Investments

Capital Economics: Housing weakness really in the rearview?

Home price growth is slowing, but signs point to coming pick up

The month-on-month increase in house prices in September suggests that the housing market is putting the very weak mid-year period behind it, according to a client note from Capital Economics.

But underlying rates of house price appreciation are still slowing, and with mortgage demand stagnating, there are few signs of an imminent pick-up.

“The headline CoreLogic house price index fell by 0.1% m/m in September. But house prices tend to be weaker at this time of year, and our own seasonal adjustment of the headline numbers points to a 0.6% m/m increase in underlying house prices,” says Paul Diggle, property economist for Capital Economics. “This was the strongest seasonally-adjusted increase in six months. Indeed, after falling in April and stagnating in May, monthly price gains have accelerated gently over the past four months.”

Diggle says that comparisons over a longer period of time suggest that underlying house price growth is still slowing.

The year-on-year rate hit a two-year low of 5.6% in September, with price growth among non-distressed homes slowing even further to 5.2%.

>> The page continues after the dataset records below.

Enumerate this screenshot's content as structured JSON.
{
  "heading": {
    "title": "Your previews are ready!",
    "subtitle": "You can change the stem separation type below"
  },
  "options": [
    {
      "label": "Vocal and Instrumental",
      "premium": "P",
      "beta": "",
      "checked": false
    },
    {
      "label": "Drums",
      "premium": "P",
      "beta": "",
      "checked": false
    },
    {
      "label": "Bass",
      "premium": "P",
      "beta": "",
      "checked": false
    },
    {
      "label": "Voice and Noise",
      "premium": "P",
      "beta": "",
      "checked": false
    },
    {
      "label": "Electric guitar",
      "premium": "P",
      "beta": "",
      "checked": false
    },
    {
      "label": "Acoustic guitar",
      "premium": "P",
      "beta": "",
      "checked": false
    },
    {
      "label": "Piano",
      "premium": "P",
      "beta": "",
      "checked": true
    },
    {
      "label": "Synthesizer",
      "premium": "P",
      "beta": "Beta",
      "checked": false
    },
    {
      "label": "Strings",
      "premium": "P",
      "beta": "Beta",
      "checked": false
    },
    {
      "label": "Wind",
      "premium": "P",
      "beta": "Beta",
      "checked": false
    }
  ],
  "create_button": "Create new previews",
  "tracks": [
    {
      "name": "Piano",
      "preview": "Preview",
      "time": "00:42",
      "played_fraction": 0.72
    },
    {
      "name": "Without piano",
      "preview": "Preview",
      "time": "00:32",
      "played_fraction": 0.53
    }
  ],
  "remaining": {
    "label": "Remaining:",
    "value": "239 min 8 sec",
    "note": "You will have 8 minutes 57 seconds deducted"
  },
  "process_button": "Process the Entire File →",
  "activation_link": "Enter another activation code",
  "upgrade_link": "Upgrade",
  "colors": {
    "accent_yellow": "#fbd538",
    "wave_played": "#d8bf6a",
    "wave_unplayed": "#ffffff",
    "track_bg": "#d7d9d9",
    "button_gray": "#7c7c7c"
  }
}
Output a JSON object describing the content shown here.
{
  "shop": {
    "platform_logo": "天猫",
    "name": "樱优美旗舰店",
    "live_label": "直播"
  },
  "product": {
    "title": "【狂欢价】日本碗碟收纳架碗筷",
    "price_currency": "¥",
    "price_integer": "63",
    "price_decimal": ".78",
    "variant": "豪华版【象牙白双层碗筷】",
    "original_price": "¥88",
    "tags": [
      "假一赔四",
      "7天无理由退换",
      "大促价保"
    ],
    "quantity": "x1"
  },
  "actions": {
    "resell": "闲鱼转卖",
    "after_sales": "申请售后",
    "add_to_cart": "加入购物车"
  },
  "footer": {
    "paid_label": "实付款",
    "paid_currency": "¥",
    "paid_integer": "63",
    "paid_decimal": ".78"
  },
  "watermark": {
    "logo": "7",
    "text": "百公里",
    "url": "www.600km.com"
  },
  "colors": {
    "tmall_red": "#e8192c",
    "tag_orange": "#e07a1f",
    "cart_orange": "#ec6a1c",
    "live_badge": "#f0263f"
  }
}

And during the third quarter as a whole, prices increased by just 2.8% annualized. “That’s in the same ball-park as our forecast for price gains of 4% per annum this year and next,” Diggle says. “The outlook certainly doesn’t look conducive to price growth of much more than that. Earlier rapid gains mean that housing is no longer obviously undervalued – indeed, an increasing number of States are looking on the expensive side. That’s kept home sales relatively subdued at the same time as the inventory of homes for sale has picked up.”

Consistent with this picture, he says, the latest Fed Senior Loan Officer Survey showed that, although lenders are making mortgage credit more available, demand has stagnated. “A net balance of 11% of banks loosened lending standards on prime mortgages in the fourth quarter – the second consecutive loosening in credit conditions. Less encouraging, however, was that after expanding sharply in the third quarter, the demand for mortgage loans was all-but unchanged in the fourth quarter,” he said. “That’s consistent with moderate rates of house price inflation for the foreseeable future.”